Automating the Discovery of Partial Differential Equations in Dynamical Systems
Weizhen Li, Rui Carvalho
TL;DR
ARGOS-RAL addresses the problem of discovering PDEs from data by extending ARGOS with a recurrent adaptive lasso to identify governing equations directly from spatiotemporal data. It automates numerical differentiation via Savitzky-Golay filtering and Gaussian blur, builds a rich candidate library, and solves a single sparse regression across all time points with iterative reweighting and AIC-based model selection. Across diverse canonical PDEs, ARGOS-RAL demonstrates robustness to noise and nonuniform sampling and often outperforms STRidge, though some equations require more data and the method remains library-dependent with limited uncertainty quantification. The approach promises automated, scalable PDE discovery across physics, biology, and engineering by integrating statistical regression, machine learning, and dynamical-systems theory.
Abstract
Identifying partial differential equations (PDEs) from data is crucial for understanding the governing mechanisms of natural phenomena, yet it remains a challenging task. We present an extension to the ARGOS framework, ARGOS-RAL, which leverages sparse regression with the recurrent adaptive lasso to identify PDEs from limited prior knowledge automatically. Our method automates calculating partial derivatives, constructing a candidate library, and estimating a sparse model. We rigorously evaluate the performance of ARGOS-RAL in identifying canonical PDEs under various noise levels and sample sizes, demonstrating its robustness in handling noisy and non-uniformly distributed data.

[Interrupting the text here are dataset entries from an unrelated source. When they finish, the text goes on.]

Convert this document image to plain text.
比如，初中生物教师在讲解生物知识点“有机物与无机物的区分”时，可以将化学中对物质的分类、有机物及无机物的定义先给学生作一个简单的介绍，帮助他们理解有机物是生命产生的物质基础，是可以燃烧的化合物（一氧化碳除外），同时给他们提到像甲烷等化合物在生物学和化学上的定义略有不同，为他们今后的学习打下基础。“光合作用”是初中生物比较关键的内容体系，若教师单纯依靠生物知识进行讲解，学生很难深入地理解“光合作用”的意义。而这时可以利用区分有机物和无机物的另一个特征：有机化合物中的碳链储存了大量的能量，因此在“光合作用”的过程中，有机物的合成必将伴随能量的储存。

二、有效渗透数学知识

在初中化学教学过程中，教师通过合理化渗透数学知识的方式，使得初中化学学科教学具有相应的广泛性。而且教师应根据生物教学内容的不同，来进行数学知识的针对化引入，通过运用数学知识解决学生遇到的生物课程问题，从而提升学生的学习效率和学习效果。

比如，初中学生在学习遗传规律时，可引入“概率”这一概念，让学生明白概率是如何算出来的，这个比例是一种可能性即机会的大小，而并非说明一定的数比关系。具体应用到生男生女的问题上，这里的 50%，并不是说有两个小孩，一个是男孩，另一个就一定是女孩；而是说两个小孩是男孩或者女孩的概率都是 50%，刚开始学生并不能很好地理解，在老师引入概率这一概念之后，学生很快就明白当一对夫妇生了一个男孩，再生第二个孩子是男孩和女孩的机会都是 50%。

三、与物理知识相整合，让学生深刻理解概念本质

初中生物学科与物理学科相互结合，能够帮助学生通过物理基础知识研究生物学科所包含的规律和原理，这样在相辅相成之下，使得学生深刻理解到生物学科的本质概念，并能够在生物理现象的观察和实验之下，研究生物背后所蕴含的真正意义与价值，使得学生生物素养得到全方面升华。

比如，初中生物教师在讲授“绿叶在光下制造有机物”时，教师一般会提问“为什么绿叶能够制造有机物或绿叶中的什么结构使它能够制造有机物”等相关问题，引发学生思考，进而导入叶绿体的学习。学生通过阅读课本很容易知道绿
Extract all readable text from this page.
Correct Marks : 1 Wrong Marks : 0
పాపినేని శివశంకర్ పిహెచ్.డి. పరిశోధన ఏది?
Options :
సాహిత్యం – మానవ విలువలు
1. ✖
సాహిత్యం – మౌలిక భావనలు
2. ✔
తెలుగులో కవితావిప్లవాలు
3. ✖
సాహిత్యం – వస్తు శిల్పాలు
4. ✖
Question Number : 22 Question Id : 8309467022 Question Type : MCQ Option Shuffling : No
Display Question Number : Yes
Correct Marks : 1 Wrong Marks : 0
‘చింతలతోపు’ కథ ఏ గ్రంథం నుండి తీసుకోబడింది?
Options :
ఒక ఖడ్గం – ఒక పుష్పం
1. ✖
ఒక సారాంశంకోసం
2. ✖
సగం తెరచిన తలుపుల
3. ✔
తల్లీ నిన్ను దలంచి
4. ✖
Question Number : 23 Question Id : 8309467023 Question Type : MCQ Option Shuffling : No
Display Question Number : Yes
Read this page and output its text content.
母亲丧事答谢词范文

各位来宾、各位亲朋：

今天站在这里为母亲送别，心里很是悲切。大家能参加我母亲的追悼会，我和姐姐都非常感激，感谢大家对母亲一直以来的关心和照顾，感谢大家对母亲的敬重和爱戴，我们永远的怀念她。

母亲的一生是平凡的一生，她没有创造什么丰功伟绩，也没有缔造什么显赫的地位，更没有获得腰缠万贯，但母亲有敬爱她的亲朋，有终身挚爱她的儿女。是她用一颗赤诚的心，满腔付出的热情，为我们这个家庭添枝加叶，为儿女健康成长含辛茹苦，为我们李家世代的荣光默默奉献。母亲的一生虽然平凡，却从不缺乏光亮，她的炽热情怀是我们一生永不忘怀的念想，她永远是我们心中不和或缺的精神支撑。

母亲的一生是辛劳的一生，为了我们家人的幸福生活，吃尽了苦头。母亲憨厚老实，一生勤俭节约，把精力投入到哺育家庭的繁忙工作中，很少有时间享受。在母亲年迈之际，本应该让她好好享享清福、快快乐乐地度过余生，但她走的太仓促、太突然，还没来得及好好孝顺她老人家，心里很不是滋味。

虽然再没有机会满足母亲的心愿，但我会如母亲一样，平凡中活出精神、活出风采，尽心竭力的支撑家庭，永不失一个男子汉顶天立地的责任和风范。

We also test the algorithm's performance on datasets consisting solely of random noise to simulate scenarios with severely compromised data quality. Our results show that ARGOS-RAL effectively and reliably identifies the underlying PDEs from data, outperforming the sequential threshold ridge regression method in most cases. We highlight the potential of combining statistical methods, machine learning, and dynamical systems theory to automatically discover governing equations from collected data, streamlining the scientific modeling process.